A team of OSU undergrads designs a wireless sensor system to help scientists study mountainous forests from the comfort of their PDA.
The science of mountain airsheds requires a strong back as well as a sharp mind – especially when you’re lugging a 65-pound golf-cart battery in your pack.
An interdisciplinary team of OSU students is working to make the science easier on the back, and also the environment. The three seniors – Drew Smith, Erin Wyckoff and Brian Wilson – recently spent 10 weeks scaling the steep slopes of H.J. Andrews Experimental Forest, pooling their individual expertise in electrical engineering, soil science and atmospheric science to test and refine a networked wireless system for monitoring what OSU’s Terra magazine calls the “exhaled byproducts of the forest” (see Grasping for Air). They are helping unplug the high-tech sensors that researchers use to measure the ebb and flow of carbon-laden air, connecting them instead through a new generation of ultra-low-power sensing devices that save energy and vastly extend the range of existing equipment in mountainous terrain.

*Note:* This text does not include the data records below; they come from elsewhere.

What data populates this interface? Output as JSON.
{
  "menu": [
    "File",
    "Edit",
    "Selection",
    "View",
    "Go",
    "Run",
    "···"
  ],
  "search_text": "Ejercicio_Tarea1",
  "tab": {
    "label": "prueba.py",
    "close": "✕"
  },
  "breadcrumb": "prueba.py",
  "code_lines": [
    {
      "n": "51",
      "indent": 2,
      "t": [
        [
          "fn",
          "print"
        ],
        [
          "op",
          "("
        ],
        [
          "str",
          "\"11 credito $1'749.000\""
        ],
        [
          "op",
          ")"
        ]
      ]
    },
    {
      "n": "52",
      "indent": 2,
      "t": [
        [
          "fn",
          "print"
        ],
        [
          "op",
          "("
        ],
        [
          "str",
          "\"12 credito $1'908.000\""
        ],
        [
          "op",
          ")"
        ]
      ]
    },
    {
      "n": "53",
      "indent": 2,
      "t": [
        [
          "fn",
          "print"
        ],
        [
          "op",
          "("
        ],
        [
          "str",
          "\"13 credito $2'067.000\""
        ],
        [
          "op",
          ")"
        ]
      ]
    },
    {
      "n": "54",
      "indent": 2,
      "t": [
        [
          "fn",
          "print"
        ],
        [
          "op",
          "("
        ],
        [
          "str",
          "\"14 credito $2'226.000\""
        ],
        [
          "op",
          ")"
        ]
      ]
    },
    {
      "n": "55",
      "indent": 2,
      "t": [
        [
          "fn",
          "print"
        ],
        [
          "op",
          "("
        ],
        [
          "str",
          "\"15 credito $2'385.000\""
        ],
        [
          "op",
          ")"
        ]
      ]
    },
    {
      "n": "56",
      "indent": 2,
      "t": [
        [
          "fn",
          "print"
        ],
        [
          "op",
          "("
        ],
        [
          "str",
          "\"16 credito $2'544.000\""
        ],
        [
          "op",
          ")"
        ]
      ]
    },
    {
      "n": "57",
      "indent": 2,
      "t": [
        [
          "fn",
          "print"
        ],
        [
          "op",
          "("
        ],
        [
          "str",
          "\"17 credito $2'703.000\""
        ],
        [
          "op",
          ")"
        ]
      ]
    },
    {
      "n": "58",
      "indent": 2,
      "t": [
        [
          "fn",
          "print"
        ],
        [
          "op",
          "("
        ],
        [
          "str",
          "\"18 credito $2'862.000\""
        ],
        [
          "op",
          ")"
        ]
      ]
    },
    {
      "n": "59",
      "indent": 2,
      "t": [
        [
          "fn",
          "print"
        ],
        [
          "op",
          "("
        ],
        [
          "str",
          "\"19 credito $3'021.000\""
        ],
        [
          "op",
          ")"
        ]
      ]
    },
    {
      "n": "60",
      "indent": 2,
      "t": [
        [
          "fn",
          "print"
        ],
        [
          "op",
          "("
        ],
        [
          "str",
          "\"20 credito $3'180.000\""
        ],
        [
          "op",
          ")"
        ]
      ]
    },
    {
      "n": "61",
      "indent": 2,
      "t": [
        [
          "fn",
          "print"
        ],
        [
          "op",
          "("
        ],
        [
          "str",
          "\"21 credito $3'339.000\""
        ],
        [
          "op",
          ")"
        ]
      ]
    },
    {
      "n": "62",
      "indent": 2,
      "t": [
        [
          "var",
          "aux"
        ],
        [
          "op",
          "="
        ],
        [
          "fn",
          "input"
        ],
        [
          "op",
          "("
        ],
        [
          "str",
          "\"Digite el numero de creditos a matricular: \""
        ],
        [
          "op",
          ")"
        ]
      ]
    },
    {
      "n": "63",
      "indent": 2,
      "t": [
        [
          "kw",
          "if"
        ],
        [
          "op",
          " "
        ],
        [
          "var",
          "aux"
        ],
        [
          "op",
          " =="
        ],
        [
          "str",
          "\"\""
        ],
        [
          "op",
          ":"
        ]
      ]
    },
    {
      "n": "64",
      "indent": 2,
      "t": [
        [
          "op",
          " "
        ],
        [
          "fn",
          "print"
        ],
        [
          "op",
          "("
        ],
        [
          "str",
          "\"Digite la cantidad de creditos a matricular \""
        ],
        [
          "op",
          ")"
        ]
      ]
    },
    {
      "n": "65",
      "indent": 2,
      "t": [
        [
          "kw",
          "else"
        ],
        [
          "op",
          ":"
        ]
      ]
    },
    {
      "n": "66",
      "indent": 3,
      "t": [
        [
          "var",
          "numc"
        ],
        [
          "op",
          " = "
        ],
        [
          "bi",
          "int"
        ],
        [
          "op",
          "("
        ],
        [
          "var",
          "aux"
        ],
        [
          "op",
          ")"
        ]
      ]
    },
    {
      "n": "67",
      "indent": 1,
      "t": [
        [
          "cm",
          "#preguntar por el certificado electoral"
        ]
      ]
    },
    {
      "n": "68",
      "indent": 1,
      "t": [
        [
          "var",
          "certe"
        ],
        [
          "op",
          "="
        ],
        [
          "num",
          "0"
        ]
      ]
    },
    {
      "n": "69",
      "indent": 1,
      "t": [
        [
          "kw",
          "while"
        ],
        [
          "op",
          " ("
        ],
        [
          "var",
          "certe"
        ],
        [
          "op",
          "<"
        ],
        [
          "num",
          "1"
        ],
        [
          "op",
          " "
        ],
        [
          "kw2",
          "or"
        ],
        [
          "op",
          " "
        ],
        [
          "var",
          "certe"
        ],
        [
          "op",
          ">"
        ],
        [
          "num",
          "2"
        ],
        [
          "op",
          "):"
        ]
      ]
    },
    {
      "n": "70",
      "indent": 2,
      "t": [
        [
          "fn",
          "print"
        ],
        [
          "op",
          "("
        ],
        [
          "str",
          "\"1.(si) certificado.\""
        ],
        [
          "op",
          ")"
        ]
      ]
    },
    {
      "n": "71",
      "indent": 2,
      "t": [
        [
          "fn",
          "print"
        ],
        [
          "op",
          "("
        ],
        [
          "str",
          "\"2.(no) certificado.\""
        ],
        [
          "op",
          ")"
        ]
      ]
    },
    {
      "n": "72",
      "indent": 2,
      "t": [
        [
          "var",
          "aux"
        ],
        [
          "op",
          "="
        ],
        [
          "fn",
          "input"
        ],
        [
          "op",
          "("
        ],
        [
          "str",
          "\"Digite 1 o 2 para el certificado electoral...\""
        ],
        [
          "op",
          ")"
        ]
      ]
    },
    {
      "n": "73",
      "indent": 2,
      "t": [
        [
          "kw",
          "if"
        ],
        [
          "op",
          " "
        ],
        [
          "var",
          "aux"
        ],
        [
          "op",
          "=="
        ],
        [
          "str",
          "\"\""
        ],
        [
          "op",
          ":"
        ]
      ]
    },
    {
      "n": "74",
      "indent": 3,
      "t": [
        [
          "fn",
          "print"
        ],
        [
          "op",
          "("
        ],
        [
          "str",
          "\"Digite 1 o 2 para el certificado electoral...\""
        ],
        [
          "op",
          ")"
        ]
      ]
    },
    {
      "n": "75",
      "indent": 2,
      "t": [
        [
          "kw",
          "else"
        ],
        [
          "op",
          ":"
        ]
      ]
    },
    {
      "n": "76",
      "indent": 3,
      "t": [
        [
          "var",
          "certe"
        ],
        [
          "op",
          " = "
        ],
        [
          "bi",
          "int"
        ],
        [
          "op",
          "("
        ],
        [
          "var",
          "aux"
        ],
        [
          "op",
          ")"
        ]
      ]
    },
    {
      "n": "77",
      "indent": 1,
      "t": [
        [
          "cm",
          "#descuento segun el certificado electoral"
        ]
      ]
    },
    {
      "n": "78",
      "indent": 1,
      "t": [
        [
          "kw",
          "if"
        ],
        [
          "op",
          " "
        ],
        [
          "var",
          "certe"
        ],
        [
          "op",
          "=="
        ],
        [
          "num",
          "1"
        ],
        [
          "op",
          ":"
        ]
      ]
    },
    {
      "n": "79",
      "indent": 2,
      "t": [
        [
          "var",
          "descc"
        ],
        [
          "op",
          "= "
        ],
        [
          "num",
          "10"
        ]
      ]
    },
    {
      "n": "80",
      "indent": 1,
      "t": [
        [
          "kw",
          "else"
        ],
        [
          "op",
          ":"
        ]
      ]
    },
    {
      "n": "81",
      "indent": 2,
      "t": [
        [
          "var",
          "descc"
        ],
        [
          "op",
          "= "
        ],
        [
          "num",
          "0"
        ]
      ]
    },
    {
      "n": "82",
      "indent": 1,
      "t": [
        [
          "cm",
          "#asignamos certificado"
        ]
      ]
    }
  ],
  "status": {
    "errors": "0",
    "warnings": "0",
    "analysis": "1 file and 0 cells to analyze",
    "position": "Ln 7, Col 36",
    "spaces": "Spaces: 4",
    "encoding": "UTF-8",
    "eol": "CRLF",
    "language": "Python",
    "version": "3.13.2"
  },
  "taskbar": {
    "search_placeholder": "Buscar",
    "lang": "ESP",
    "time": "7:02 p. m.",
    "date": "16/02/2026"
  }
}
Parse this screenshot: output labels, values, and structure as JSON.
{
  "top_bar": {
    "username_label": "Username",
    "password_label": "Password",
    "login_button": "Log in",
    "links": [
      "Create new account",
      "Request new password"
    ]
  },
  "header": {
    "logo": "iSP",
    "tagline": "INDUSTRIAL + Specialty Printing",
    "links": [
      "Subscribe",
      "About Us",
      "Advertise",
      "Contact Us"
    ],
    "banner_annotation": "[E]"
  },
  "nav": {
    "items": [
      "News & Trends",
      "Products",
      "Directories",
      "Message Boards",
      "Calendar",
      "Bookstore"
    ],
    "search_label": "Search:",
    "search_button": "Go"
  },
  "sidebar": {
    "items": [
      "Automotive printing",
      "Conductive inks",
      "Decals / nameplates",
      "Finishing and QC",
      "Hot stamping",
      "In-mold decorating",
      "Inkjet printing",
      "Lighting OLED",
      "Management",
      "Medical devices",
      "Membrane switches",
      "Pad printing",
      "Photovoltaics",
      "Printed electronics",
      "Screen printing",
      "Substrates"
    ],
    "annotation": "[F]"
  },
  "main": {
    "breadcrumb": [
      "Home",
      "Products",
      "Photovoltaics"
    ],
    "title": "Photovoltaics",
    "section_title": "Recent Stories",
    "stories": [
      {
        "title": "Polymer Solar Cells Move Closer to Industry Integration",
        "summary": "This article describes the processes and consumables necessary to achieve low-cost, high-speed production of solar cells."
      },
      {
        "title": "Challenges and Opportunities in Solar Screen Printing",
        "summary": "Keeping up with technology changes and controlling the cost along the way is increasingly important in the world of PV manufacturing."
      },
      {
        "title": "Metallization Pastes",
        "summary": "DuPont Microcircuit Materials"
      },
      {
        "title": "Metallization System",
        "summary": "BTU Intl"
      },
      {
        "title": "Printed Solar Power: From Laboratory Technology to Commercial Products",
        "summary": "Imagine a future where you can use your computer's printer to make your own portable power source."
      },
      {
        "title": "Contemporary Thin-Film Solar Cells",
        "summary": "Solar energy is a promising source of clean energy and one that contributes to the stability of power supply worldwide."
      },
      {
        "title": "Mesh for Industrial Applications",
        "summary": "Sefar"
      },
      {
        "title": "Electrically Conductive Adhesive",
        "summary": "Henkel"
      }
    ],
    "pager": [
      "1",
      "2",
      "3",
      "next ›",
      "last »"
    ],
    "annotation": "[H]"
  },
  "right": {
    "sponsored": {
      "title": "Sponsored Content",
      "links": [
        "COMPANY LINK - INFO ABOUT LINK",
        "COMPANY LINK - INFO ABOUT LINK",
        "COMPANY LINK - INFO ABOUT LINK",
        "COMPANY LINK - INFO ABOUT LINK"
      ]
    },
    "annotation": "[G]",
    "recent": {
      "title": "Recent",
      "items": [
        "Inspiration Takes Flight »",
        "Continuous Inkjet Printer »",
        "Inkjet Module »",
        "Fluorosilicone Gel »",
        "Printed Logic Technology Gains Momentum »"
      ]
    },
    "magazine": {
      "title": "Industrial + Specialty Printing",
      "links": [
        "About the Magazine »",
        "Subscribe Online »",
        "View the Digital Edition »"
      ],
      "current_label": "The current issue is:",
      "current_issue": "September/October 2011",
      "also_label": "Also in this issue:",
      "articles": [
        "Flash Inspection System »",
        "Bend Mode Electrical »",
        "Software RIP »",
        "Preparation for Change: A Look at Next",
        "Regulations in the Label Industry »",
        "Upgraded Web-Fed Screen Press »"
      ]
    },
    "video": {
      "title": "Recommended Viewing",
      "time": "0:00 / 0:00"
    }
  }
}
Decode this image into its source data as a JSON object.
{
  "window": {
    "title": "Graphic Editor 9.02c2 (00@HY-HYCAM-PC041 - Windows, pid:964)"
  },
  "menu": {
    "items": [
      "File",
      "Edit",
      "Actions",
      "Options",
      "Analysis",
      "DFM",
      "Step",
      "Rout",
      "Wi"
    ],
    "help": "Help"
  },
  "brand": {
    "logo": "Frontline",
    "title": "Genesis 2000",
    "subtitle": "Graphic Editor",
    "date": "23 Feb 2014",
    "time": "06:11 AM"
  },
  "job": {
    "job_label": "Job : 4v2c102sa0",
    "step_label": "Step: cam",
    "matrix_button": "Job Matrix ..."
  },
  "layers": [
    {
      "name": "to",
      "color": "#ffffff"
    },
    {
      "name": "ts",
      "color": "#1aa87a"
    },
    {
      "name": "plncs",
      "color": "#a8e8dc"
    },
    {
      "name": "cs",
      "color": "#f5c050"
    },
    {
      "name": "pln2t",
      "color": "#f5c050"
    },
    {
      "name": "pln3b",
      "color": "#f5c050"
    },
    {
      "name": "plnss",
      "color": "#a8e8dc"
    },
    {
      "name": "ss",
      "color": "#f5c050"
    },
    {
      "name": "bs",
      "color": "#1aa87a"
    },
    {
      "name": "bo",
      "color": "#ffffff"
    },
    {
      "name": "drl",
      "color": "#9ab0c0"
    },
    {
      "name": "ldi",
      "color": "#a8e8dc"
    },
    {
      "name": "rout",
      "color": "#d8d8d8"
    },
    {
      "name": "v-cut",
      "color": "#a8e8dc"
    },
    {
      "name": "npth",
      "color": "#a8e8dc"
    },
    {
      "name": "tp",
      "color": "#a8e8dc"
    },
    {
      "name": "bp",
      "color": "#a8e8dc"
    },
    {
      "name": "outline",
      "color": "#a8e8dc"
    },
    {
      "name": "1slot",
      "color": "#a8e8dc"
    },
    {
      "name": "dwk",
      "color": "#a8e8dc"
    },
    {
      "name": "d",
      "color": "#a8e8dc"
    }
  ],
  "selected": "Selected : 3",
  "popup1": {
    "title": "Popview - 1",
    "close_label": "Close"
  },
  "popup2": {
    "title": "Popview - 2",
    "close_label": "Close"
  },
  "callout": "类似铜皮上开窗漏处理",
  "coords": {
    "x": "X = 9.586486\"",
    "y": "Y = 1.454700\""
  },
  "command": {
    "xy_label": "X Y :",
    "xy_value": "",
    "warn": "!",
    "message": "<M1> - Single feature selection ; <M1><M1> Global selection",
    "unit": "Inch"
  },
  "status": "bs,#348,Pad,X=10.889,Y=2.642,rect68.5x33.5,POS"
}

Thanks to their efforts, funded by the National Science Foundation, the miles of electric wire that currently snake through the experimental watershed in glistening black tangles will be relegated to the dustbin of technology.
Wires “degrade, animals chew through them, we trip over them,” says Adam Kennedy, the forest science faculty research assistant who coordinated the team. “This could totally reshape the design of future research sites.”
The project is a team effort. One typical workday in early August, Smith could be seen tapping away at his laptop as he crouched among ferns, reprogramming a custom-fabricated circuit board – the “hub” of the integrated system. The electrical engineering major pored over some 800 lines of computer code while Wilson and Wyckoff trekked the trails, positioning and repositioning the sensors in search of sweet spots that picked up signals.
Wilson was working to upgrade the Andrews’ air-sensing system, to gather vertical temperature and pressure profiles continuously and in real time. Wyckoff, meanwhile, programmed the “brains” of the Andrews’ prized auto-sampler – a state-of-the-art machine that measures carbon flux in soil – so it will work without wires. Instead of tramping across sensitive undergrowth to download data from probes that record moisture, decomposition, soil chemistry and other information, scientists will be able to tap readings remotely through their BlackBerry or Palm Pilot.
Once researchers develop robust sensor networks that operate without wires and batteries, the mysteries of mountain forests will be easier to unravel – for both the forests and the scientists.